Ever wonder why a brand new product you were considering purchasing has so many reviews on Amazon?  Like, if it’s so new, how did it already get so many great reviews?  The FTC wondered about that too.  And what it figured out was not encouraging about the trustworthiness of our product review eco-system.

In a recently announced action --  the first of its kind – the FTC charged vitamin and supplement marketer The Bountiful Company with “review hijacking.”  The FTC’s complaint asserts that Bountiful, which sells products under Nature’s Bounty and other popular brand names, took advantage of certain Amazon functionality in order to use reviews from one of its products on other unrelated ones. The complaint explains that the functionality allows Amazon vendors and third-party sellers to create “variation relationships” between and among products sold on Amazon.com that are substantially similar, i.e., products that differ only in very specific ways, such as “color, size, quantity or flavor.”

So, if a marketer sells both 100 count and 300 count bottles of the same supplement, those products can appropriately be in a “variation relationship." When products are in such a relationship, they share the same product detail page on Amazon, and the page displays the total number of ratings and reviews and the average star rating for all of the products in the variation relationship. They also share any  “#1 Best Seller” or “Amazon’s Choice” badges.  For products that are identical as to their core characteristics, this approach makes sense: it provides the consumer with appropriate information about how consumers review and rate those substantially similar products.   

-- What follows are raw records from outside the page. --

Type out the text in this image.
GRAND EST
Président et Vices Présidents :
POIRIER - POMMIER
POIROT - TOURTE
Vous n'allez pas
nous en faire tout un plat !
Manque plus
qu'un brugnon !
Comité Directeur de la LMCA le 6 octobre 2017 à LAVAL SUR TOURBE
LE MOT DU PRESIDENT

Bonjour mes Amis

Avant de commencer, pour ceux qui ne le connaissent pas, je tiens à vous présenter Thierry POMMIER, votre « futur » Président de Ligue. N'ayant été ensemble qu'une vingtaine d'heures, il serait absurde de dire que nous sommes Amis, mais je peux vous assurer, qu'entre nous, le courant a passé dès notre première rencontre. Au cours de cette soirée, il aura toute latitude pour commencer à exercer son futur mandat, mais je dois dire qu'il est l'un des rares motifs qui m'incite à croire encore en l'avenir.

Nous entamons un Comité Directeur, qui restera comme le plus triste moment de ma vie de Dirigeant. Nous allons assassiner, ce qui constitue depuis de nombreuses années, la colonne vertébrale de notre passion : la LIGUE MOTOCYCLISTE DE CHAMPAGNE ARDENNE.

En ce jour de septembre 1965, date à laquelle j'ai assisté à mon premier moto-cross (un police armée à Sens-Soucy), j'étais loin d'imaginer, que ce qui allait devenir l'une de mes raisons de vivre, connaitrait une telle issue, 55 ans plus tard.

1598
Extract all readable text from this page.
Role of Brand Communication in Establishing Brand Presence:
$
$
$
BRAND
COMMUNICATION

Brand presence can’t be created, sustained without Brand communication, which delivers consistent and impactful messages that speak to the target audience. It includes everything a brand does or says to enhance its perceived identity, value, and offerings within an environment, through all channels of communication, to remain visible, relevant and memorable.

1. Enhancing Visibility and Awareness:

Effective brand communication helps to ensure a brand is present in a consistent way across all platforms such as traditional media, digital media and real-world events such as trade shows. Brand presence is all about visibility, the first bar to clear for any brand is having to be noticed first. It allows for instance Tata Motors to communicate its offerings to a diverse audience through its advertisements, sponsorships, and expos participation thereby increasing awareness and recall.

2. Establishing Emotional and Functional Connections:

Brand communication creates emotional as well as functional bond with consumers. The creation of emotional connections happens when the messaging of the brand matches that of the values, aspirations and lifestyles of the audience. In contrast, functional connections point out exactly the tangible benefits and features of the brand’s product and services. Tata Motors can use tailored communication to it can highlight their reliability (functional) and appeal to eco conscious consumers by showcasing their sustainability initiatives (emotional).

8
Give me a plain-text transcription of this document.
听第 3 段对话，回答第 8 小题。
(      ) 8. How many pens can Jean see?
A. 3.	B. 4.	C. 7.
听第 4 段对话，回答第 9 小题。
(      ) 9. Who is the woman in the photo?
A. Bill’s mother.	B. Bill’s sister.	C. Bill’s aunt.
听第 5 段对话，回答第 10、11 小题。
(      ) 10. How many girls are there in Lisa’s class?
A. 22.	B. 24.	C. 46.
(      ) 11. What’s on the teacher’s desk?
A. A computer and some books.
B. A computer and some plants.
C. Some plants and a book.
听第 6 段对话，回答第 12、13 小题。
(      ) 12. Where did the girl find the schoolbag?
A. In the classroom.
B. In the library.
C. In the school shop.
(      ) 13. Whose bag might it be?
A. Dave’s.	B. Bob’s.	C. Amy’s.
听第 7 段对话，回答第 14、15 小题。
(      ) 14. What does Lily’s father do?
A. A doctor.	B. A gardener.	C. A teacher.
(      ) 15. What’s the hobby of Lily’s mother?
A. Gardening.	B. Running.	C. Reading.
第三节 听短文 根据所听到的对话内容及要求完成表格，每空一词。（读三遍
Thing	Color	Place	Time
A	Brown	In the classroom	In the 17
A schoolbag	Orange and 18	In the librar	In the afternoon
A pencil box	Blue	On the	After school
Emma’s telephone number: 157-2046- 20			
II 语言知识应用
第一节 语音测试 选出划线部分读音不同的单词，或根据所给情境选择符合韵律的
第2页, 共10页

However, this is not what Bountiful did.  Rather, the complaint alleges, in order to help boost interest in its products that were not garnering the same good reviews as some of its others, it created “variation relationships” between those products, allowing the poor-performing products to be haloed by the reviews on the well-performing ones. The problem, of course, is that the products in the relationships Bountiful created were not actually substantially similar: they had different formulations.  As a result, consumers saw Amazon’s Choice badges, best seller badges, and 4.5 star reviews on products that hadn’t earned them. Not surprisingly, FTC alleged that this conduct was false and misleading and a violation of Section 5 of the FTC Act.

The proposed order requires Bountiful to pay $600,000 as monetary relief for consumers, and prohibits the company from making similar types of misrepresentations. It also bars the company from creating variation relationships, or using other deceptive review tactics, to create a false impression about consumers’ reviews of its products.

If the message hasn’t gotten through yet, this is yet another pointed reminder that the FTC is really focused on the product review eco-system to ensure that it actually provides trustworthy information to consumers and is not used to mislead them. Review hijacking is just the latest target in its increasingly long line of enforcement actions involving product reviews. Not only has the FTC brought numerous actions, but it has also announced an advance notice of proposed rulemaking, in which it is seeking public comment on whether the FTC should promulgate a trade regulation rule on the misleading use of reviews and endorsements.  If it does, the FTC would be able to obtain civil penalties from advertisers who violate the law through review hijacking and other misuse of consumer reviews.